Why have I told you all this? If even one person learns from my negative experience, changes his or her habits, and is spared a heart attack or other serious illness, I'll be pleased. Anyone who thinks that pushing the limits of human endurance is necessary to a company's success should think again. My heart attacks merely made everyone worry, from family to friends to employees to Wall Street. Work hard by all means, but don't run up a huge tab of stress and worry. Sooner or later, you will pay for it, and so will everyone around you.

Linguistic Survey of Part 8:

1. Translate into English (see the text, if need be):

по приглашению кого-либо, в тот момент, в пользу кого-либо, сразу за углом, по поручению кого-либо (= во благо кого-либо, от имени кого-либо), реакция на что-либо, в больших масштабах, посвятить что-либо кому-либо, справиться с чем-либо, в конце всего, развилка на дороге, чутьё на цифры, основываться на чем-либо, в то время (= в тот период), обговорить что-либо, на этом этапе (= стадии), в той точке развития, приходить на ум, среди всего прочего, быть осторожным в отношении чего-либо.

2. Make up sentences using gerund after:

to hate, to accuse sb of, to be impatient about, the fear of, to be comfortable about.

3. Explain the phrases (see the situations in the text):

a showcase property; the work flow;

a vantage point; key markets;

to analyse sth to death;

to study sth to a fare-thee-well;

a market appeal; to tread water;

to be tight-lipped about sth;

to make peace with sth; to do short shrift;

to be better at delegation.

4. Words which you may not find in a dictionary:

- a showplace hotel = a hotel nice to look at, a hotel to be proud of;

- to bankroll the acquisition = to provide the financial side of purchase through banks;

- a bet-the-ranch transaction = a highly risky deal, a financial operation of high risk;

- crime de la crime of theme parks = the best parks (French insertion; in English – the cream of society);

- to jump-start growth = to start sth vehemently, harshly as if from a ski-jump;

- a workaholic executive = a hard-working man (work + alcoholic);

- to do a double-take = to get two times more (mostly of money);

- to chomp at the bit = to take the bit between one’s teeth (= to get nervous, eager, impatient etc.)

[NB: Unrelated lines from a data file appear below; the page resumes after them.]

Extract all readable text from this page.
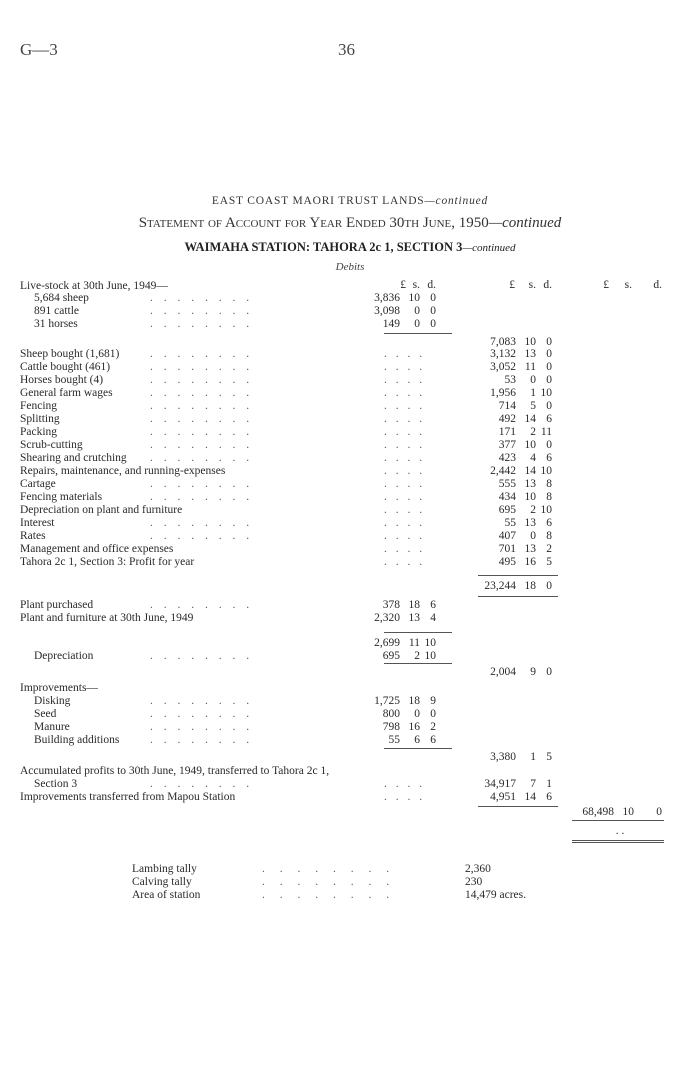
G—3	36
EAST COAST MAORI TRUST LANDS—continued
Statement of Account for Year Ended 30th June, 1950—continued
WAIMAHA STATION: TAHORA 2c 1, SECTION 3—continued
Debits
£ s. d.	£	s. d.	£	s. d.
Live-stock at 30th June, 1949—
5,684 sheep	. . . . . . . .	3,836 10 0
891 cattle	. . . . . . . .	3,098	0 0
31 horses	. . . . . . . .	149	0 0
7,083 10 0
Sheep bought (1,681)	. . . . . . . .	. . . .	3,132 13 0
Cattle bought (461)	. . . . . . . .	. . . .	3,052 11 0
Horses bought (4)	. . . . . . . .	. . . .	53	0 0
General farm wages	. . . . . . . .	. . . .	1,956	1 10
Fencing	. . . . . . . .	. . . .	714	5 0
Splitting	. . . . . . . .	. . . .	492 14 6
Packing	. . . . . . . .	. . . .	171	2 11
Scrub-cutting	. . . . . . . .	. . . .	377 10 0
Shearing and crutching . . . . . . . .	. . . .	423	4 6
Repairs, maintenance, and running-expenses	. . . .	2,442 14 10
Cartage	. . . . . . . .	. . . .	555 13 8
Fencing materials	. . . . . . . .	. . . .	434 10 8
Depreciation on plant and furniture	. . . .	695	2 10
Interest	. . . . . . . .	. . . .	55 13 6
Rates	. . . . . . . .	. . . .	407	0 8
Management and office expenses	. . . .	701 13 2
Tahora 2c 1, Section 3: Profit for year	. . . .	495 16 5
23,244 18 0
Plant purchased	. . . . . . . .	378 18 6
Plant and furniture at 30th June, 1949	2,320 13 4
2,699 11 10
Depreciation	. . . . . . . .	695	2 10
2,004	9 0
Improvements—
Disking	. . . . . . . .	1,725 18 9
Seed	. . . . . . . .	800	0 0
Manure	. . . . . . . .	798 16 2
Building additions	. . . . . . . .	55	6 6
3,380	1 5
Accumulated profits to 30th June, 1949, transferred to Tahora 2c 1,
Section 3	. . . . . . . .	. . . .	34,917	7 1
Improvements transferred from Mapou Station	. . . .	4,951 14 6
68,498 10	0
. .
Lambing tally	. . . . . . . .	2,360
Calving tally	. . . . . . . .	230
Area of station	. . . . . . . .	14,479 acres.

5. Another contribution to your topical vocabulary:

to decline an offer; to run a business;

to make a decision (decision-making);

to put sth into effect; a firsthand experience;

to acquire a company; gambling;

lucrative; to keep the books;

to cut back on sth; night-shift associates;

to delegate (the presidency) to sb.

Tacks for Debate on Part 8:

1) Will you ever follow the four rules of Mr. Marriott for decision-making?

2) Marriott acquired Ritz-Carlton’s hotels. Why didn’t they acquire Disney? Why didn’t they get into gambling?

3) Should a CEO work himself up to a heart attack? Do they sometimes do this because they are irreplaceable?